From New York to South Florida
Dr. Alan B. Aker and his wife, Dr. Ann G. Kasten Aker founded the Aker Kasten Eye Center in the mid 80’s. The idea to build an ASC (Ambulatory Surgery Center) began when they realized that patients weren’t being treated very nicely, and were moved from stretcher to stretcher by people who didn’t know them or seem to have a vested interest in them. “We decided to build our own ASC in order to be able to control every aspect of our patients’ experience from the time they came in to the time they were discharged,” Dr. Aker remarked. “We looked for land to buy in New York, but because the regulatory environment there was so unfriendly, we began to consider a move to Florida.” Dr. Aker’s parents were already in Florida and Dr. Kasten’s parents were snowbirds, so Florida became the logical choice.
Their arrival in Florida was met with criticism from other doctors over some of the things they were doing. To address this criticism, they wrote their “Love Thy Neighbor” newsletter. In it, they explained why they were doing things such as providing transportation and why they were building their own ASC (Ambulatory Surgery Center). The newsletter also highlighted the essence of who they are as a couple, who they are as eye surgeons and what their surgical team together represents as a unit.

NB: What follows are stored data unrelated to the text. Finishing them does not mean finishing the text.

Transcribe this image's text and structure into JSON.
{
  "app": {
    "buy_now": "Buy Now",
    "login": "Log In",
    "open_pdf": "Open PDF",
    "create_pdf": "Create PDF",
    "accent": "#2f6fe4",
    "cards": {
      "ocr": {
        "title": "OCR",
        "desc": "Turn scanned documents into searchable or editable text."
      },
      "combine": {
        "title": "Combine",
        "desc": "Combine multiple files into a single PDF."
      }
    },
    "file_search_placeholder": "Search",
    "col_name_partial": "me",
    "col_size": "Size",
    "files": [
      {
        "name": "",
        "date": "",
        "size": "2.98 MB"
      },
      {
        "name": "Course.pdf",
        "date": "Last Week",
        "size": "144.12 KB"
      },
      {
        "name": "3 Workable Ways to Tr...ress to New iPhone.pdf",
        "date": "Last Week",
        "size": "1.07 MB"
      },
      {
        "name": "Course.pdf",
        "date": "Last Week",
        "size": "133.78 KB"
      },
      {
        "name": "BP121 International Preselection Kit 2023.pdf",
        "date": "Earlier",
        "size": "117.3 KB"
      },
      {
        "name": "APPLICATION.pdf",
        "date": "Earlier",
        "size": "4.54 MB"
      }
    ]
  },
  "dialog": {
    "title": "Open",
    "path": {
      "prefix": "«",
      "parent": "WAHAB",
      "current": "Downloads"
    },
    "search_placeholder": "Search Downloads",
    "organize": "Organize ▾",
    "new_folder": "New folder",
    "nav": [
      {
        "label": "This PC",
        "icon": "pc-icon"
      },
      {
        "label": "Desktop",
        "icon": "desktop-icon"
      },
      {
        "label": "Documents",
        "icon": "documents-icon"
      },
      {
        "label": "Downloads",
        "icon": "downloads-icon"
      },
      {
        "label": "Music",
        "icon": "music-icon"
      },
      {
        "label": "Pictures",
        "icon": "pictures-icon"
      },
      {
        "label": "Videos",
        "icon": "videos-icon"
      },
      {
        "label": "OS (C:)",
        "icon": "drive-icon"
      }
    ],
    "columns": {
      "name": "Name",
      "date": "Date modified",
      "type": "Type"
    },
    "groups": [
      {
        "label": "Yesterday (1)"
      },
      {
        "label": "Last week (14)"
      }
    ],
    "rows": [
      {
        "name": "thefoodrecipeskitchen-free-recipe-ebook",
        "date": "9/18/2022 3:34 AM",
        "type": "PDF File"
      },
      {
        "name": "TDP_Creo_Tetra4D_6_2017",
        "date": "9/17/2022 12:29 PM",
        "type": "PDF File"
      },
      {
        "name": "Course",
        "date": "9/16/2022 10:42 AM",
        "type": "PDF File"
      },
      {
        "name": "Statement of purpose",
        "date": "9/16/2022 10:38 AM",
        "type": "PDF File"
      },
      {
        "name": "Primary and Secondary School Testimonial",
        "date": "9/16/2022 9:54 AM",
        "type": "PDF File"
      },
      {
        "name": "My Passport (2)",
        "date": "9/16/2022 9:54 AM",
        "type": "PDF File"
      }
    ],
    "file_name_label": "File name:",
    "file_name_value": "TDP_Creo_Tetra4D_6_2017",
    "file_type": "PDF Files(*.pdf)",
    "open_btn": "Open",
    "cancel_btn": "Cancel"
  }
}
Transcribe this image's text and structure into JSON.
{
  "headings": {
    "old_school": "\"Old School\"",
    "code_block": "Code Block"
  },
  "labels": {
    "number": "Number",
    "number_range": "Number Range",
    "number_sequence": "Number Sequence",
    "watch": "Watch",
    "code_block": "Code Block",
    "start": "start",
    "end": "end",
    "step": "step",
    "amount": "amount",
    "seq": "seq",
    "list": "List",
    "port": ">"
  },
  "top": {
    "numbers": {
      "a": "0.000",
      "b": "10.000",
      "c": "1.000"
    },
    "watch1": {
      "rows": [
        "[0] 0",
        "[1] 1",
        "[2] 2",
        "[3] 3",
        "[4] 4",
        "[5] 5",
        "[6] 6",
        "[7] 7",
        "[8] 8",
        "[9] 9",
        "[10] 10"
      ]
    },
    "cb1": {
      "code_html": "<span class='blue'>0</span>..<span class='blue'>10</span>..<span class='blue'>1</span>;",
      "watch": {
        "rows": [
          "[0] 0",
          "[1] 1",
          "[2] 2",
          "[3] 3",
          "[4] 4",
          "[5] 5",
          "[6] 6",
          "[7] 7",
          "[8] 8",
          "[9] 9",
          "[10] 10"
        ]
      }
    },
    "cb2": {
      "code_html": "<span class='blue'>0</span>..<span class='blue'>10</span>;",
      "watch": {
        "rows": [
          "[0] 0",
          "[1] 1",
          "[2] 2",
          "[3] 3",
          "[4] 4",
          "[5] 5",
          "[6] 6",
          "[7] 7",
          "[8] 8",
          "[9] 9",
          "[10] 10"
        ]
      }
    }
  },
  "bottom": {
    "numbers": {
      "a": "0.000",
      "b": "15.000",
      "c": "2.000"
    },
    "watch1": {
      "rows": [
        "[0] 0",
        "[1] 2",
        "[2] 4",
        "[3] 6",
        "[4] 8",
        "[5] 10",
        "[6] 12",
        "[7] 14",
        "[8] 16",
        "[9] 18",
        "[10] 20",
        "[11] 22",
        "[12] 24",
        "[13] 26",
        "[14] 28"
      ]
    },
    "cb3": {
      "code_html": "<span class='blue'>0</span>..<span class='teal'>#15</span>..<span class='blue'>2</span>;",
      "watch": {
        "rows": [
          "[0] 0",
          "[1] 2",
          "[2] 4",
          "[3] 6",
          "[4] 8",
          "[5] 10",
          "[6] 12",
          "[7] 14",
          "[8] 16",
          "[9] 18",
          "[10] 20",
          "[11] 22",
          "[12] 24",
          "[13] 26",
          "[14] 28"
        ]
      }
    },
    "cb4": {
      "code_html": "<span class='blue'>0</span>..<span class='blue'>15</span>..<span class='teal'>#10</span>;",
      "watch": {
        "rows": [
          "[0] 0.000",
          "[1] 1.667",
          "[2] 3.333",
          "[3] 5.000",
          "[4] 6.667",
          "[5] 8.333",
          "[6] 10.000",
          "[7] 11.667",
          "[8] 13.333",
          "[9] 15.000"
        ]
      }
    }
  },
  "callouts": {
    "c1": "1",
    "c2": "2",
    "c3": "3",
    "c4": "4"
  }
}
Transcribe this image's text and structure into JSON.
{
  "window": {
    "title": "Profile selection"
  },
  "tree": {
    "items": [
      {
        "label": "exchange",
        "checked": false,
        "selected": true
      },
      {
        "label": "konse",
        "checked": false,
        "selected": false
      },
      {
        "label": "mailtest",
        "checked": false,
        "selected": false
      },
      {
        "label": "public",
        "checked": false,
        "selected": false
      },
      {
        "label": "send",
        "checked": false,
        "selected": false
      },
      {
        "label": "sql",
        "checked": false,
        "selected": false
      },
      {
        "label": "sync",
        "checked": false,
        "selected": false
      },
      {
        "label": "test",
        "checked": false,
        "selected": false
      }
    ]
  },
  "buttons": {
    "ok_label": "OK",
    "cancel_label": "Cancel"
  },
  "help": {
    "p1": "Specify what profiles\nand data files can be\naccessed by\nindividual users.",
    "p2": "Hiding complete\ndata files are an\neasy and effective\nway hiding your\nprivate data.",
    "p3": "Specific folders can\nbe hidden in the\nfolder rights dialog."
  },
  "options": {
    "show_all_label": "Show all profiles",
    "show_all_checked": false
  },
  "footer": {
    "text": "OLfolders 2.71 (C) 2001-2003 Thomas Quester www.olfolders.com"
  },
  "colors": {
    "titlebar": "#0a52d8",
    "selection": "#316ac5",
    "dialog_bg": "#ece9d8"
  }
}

The ASC (Ambulatory Surgery Center) in South Florida was built large enough so that there was room to expand in the future. Dr. Aker and Dr. Kasten set out to identify the very best equipment available, most of it coming from Switzerland. As technology advanced, they were able to remain at the very forefront of cutting-edge technology. The staff was involved in the layout and design of the building to ensure patient comfort, safety and efficiency. “We didn’t want patients to be met at a window like most offices and have to be ‘buzzed’ in to the back. We wanted it to be a wide-open office with a circular pattern for a nice patient flow,” said Dr. Aker.
Today, as a recognized premier vision and cataract care Center in South Florida, Aker Kasten Eye Center provides the highest quality care to our patients in a warm and friendly environment. Dr. Alan Aker and Dr. Ann Kasten Aker care for their staff as though they were family, treating each staff member with honor and respect. Each individual patient is also treated with the same love, care and respect.
Our experienced, multi-physician team provides a comprehensive range of vision care – from advanced eye surgery and breakthrough cataract treatment to vision correction and routine eye care. We are committed to excellence, providing the latest in new technology and treatments to help our patients maintain the best possible vision at any age.